Basically - a correlated subquery has to be run once for every row in the outer statement - this is true of the above - for every row in Table B you must run the subquery against Table A.
If the subquery can be run just once
SELECT * from Table_B b WHERE b.id_a IN (SELECT a.id_a FROM Table_A a WHERE a.id_a > 10)
Then the subquery is generally more performant than a join - although I suspect that some optimizers will still be able to spot this and reduce both to the same execution plan.
Again, the best thing to do is to run both statements, and compare execution plans.
Finally and most simply - given the FK you could just write:
SELECT * From Table_B b WHERE b.id_a IS NOT NULL
It will depend on the platform.
SQL Server both analyses the logical implications of constraints (foreign keys, primary keys, etc) and expands VIEWs inline. This means that the 'irrelevant' portion of the VIEW's code is obsoleted by the optimiser. SQL Server would give the exact same execution plan for all three cases. (Note; there is a limit to the complexity that the optimiser can handle, but it can certainly handle this.)

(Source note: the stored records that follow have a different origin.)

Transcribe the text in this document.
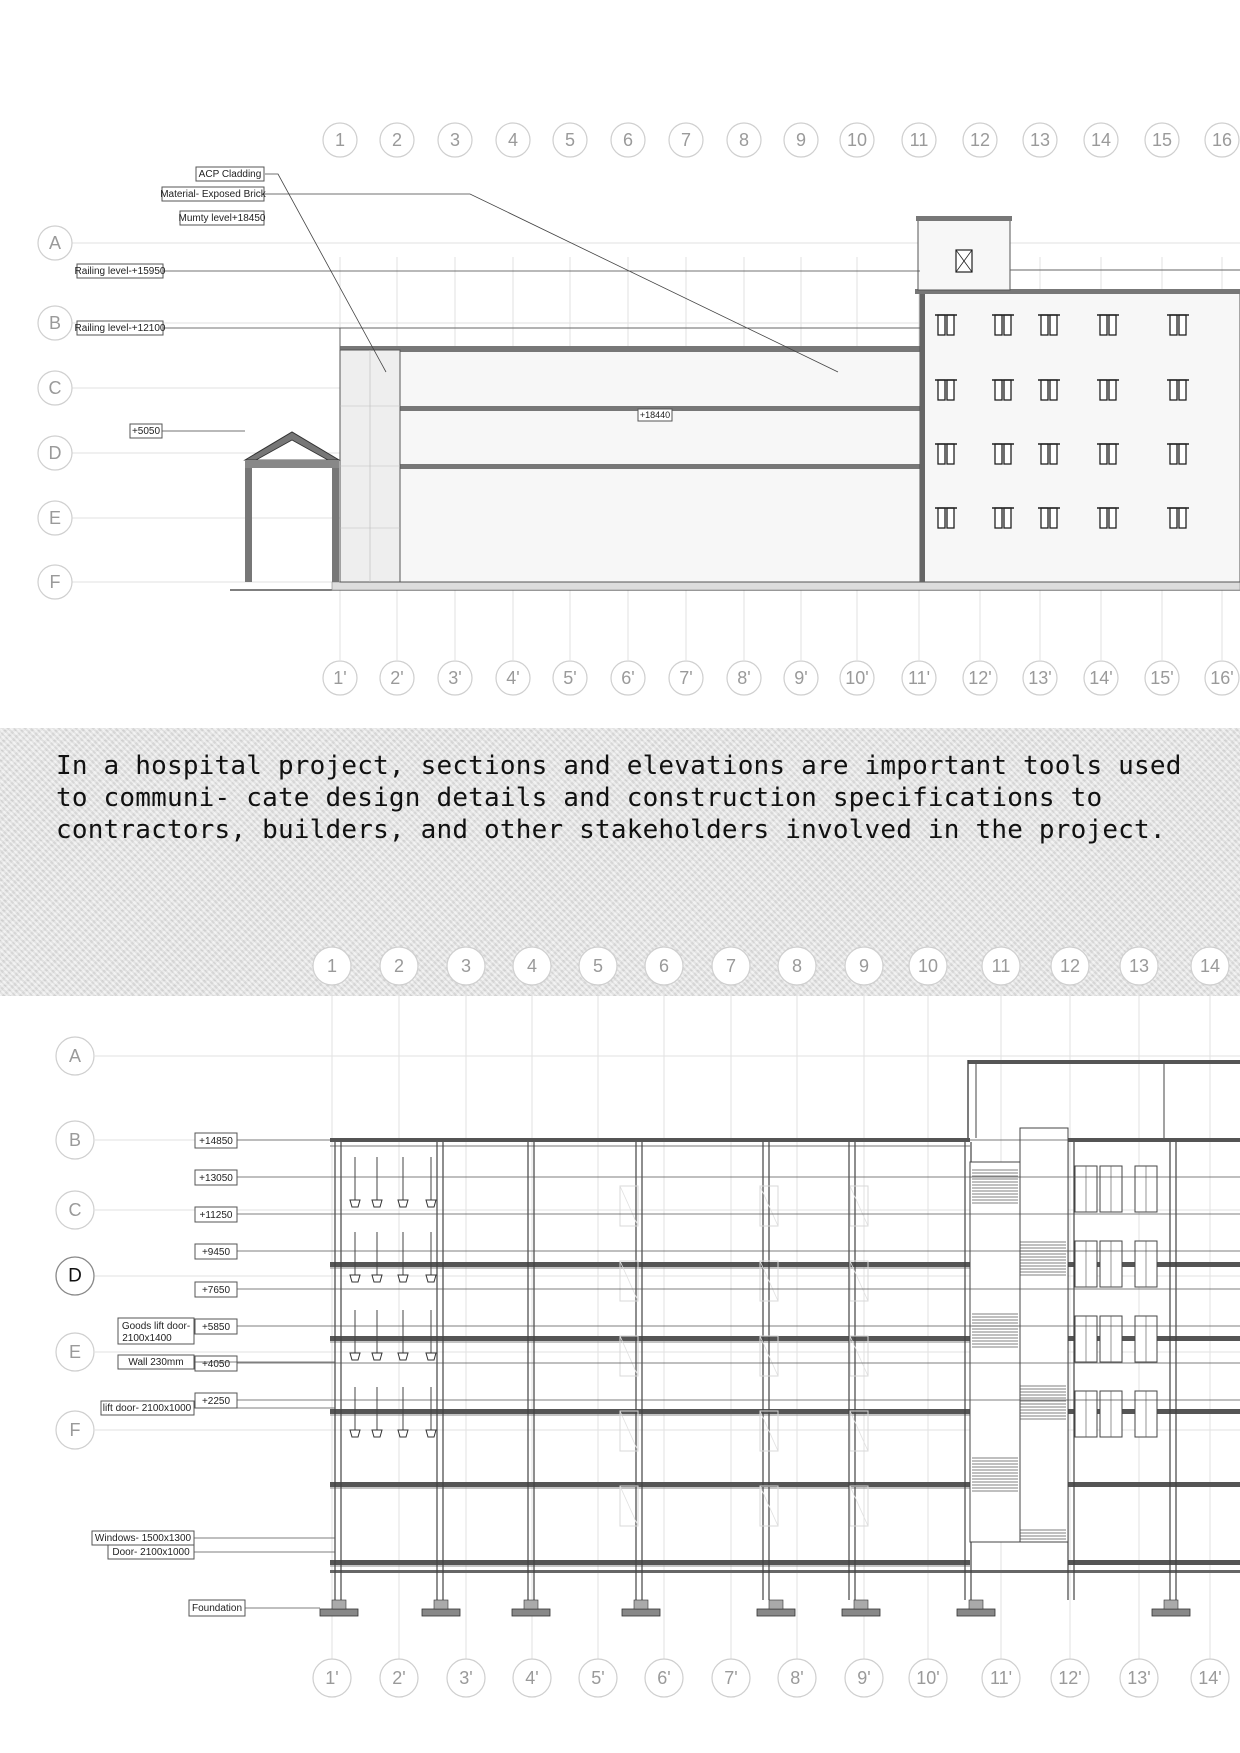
A
B
C
D
E
F
1
1'
2
2'
3
3'
4
4'
5
5'
6
6'
7
7'
8
8'
9
9'
10
10'
11
11'
12
12'
13
13'
14
14'
15
15'
16
16'
ACP Cladding
Material- Exposed Brick
Mumty level+18450
Railing level-+15950
Railing level-+12100
+5050
+18440

In a hospital project, sections and elevations are important tools used to communi- cate design details and construction specifications to contractors, builders, and other stakeholders involved in the project.

A
B
C
D
E
F
1
1'
2
2'
3
3'
4
4'
5
5'
6
6'
7
7'
8
8'
9
9'
10
10'
11
11'
12
12'
13
13'
14
14'
+14850
+13050
+11250
+9450
+7650
+5850
+4050
+2250
Goods lift door-
2100x1400
Wall 230mm
lift door- 2100x1000
Windows- 1500x1300
Door- 2100x1000
Foundation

Not all platforms are created equal, however.
- Some may not analyse constraints in the same way, assuming you coded the join for a reason
- Some may pre-compile the VIEW's execution/explain plan
As such, to determine behaviour, you must be aware of the specific platform's capabilties. In the vast majority of situations the optimiser is a complex beast, and so the best test is simply to try it and see.
EDIT
In response to your extra question, are correlated sub-queries every prefered? There is no simple answer, as it depends on the data and the logic you are trying to implement.
There are certainly cases int he past where I have used them, both to simplify a query's structure (for maintainability), but also to enable specific logic.
If the field table_b.id_a referenced many entries in table_a you may only want the name from the latest one. And you could implement that using (SELECT TOP 1 name_a FROM table_a WHERE id_a = table_b.id_a ORDER BY id_a DESC).
In short, it depends.
- On the query's logic
- On the data's structure
- On the code's final layout
More often than not I find it's not needed, but measurably often I find that it is a positive choice.
Note:
Depending on the correlated sub-query, it doesn't actually always get executed 'once for every record'. SQL Server, for example, expands the required logic to be executed in-line with the rest of the query. It's important to note that SQL code is processed/compiled/whatever before being executed. SQL is simply a method for articulating set based logic, which is then transformed into traditional loops, etc, using the most optimal algorithms available to the optimiser.
Other RDBMS may perform differently, due to the capabilities or limitations of the optimiser. Some RDBMS perform well when using IN (SELECT blah FROM blah), or when using EXISTS (SELECT * FROM blah), butsome perform terribly. The same applies to correlated sub-queries. Sub perform exceptionally well with them, some don't perform so well, but most handle the very well in my experience.